Ein 21-Jähriger, der in München einen 45-Jährigen getötet haben soll, ist am Mittwoch im Raum Aachen festgenommen worden. Zuvor hatte das Amtsgericht München Haftbefehl wegen Mordes erlassen. Der Tatverdächtige soll dem Opfer, einem 45-jährigen Familienvater mit Wohnsitz in München, in der Altstadt unvermittelt mit der Faust gegen den Kopf geschlagen haben. Dieser ging daraufhin zu Boden und erlag wenige Tage später seinen Verletzungen.
Am 31. Januar um 2.06 Uhr hatte ein Zeuge eine bewusstlose Person in der Sonnenstraße gemeldet. Davor sei es zu einem Angriff gekommen, wie der Zeuge am Telefon erklärte. Nach aktuellem Ermittlungsstand waren der nun Tatverdächtige und sein späteres Opfer, jeweils in Begleitung einer weiteren Person, im selben Pub nahe dem Sendlinger Tor, ohne sich dort zu begegnen.

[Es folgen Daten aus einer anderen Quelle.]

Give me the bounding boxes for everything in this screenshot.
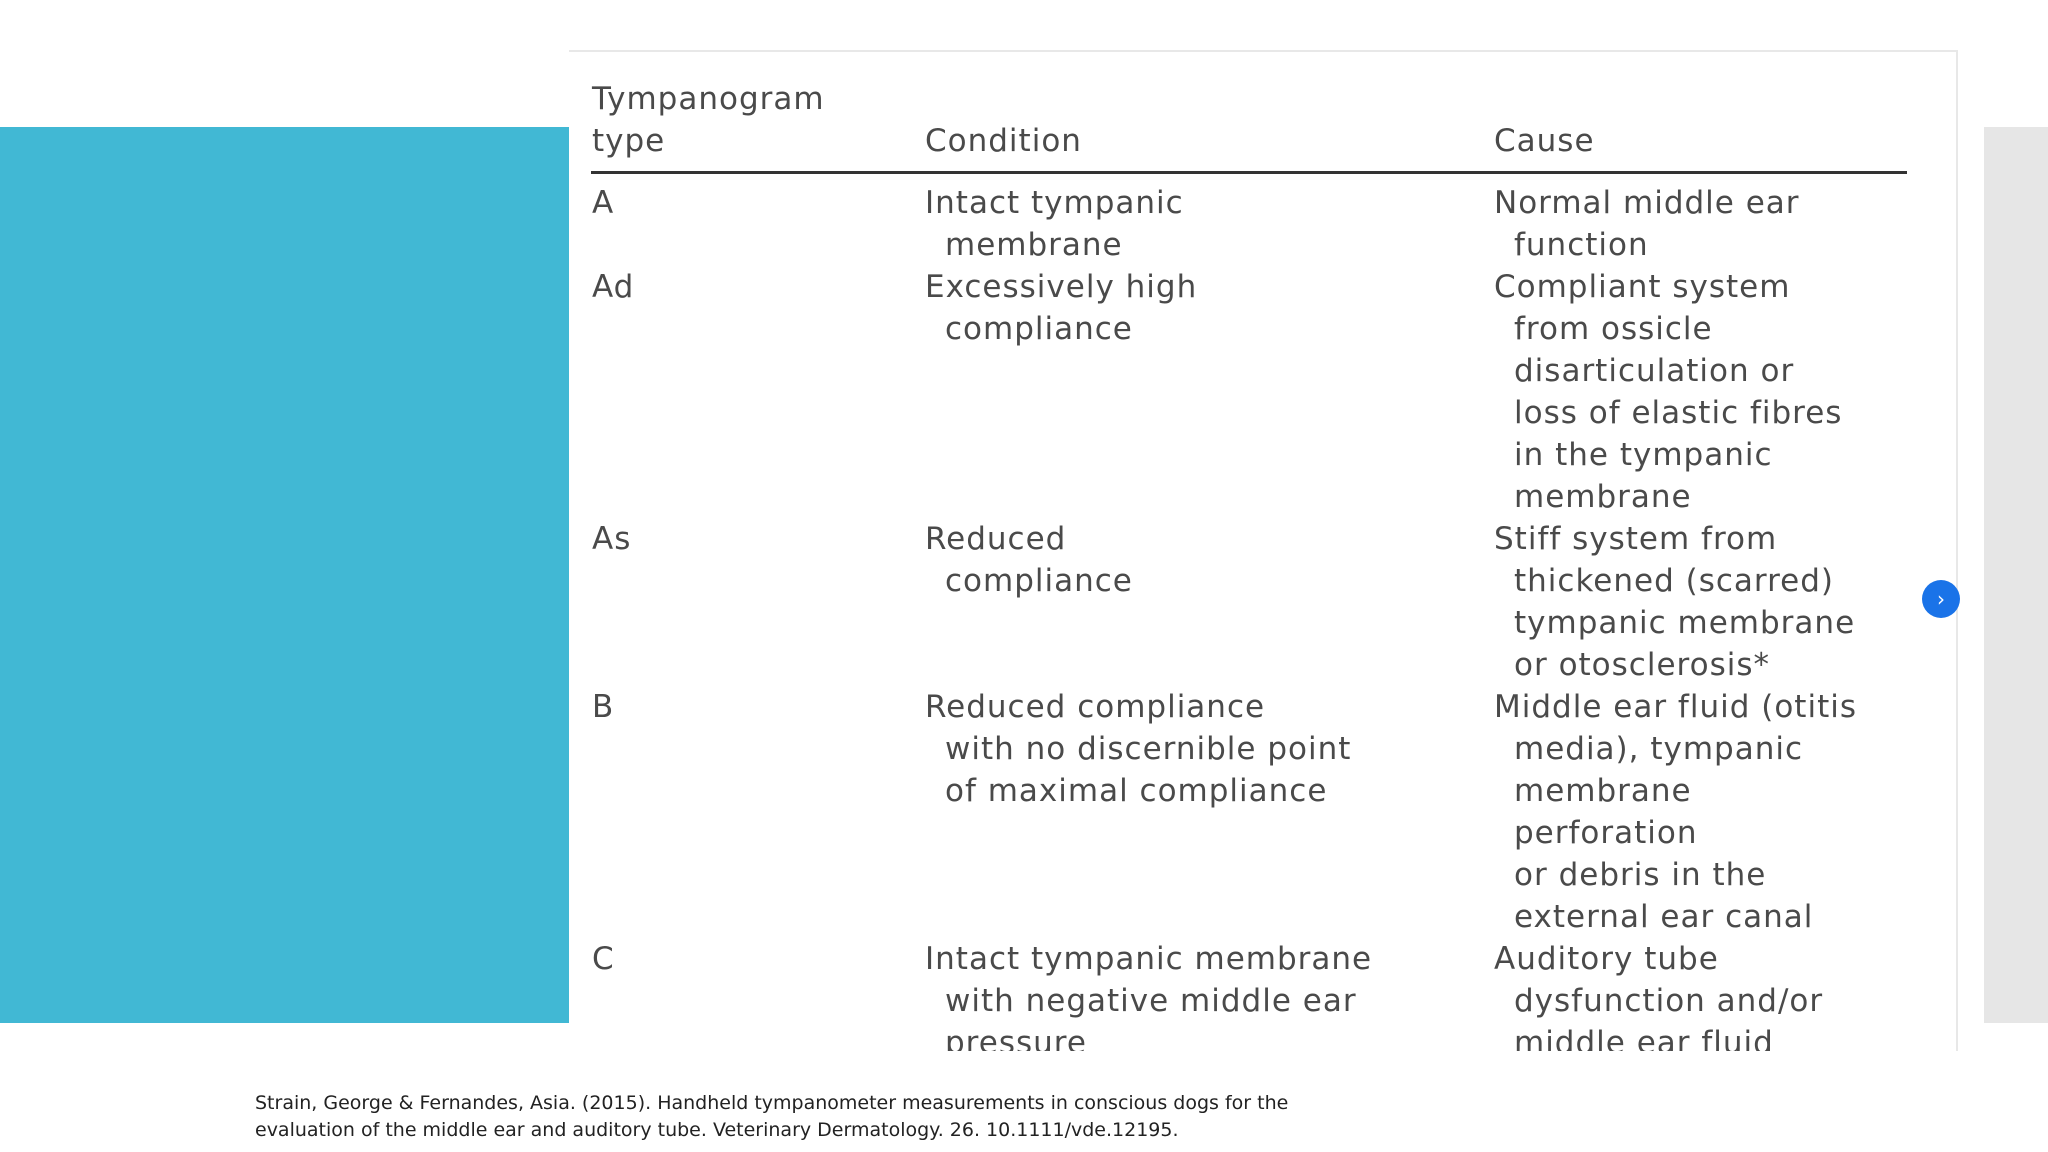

Kurz nacheinander verließen sie das Lokal Richtung Stachus und begegneten sich auf Höhe der Sonnenstraße 31, auch hier ohne Streitigkeiten. In „ausgelassener Stimmung“ habe der 45-Jährige seinen Arm um den Beschuldigten gelegt. Dieser habe dann „unvermittelt und mit großer Wucht“ zugeschlagen. Das Opfer sei zusammengesackt und mit dem Kopf auf den Boden aufgeschlagen. Vor Eintreffen der Polizei flüchteten der Tatverdächtige und sein Begleiter.
Im Krankenhaus wurde bei dem Familienvater eine Hirnblutung festgestellt. Als sich sein Zustand wenige Tage später rapide verschlechterte, übernahm das Kommissariat 11 die Ermittlungen. Am 4. Februar starb der Mann im Krankenhaus. Eine Obduktion ergab, dass die Schläge todesursächlich waren.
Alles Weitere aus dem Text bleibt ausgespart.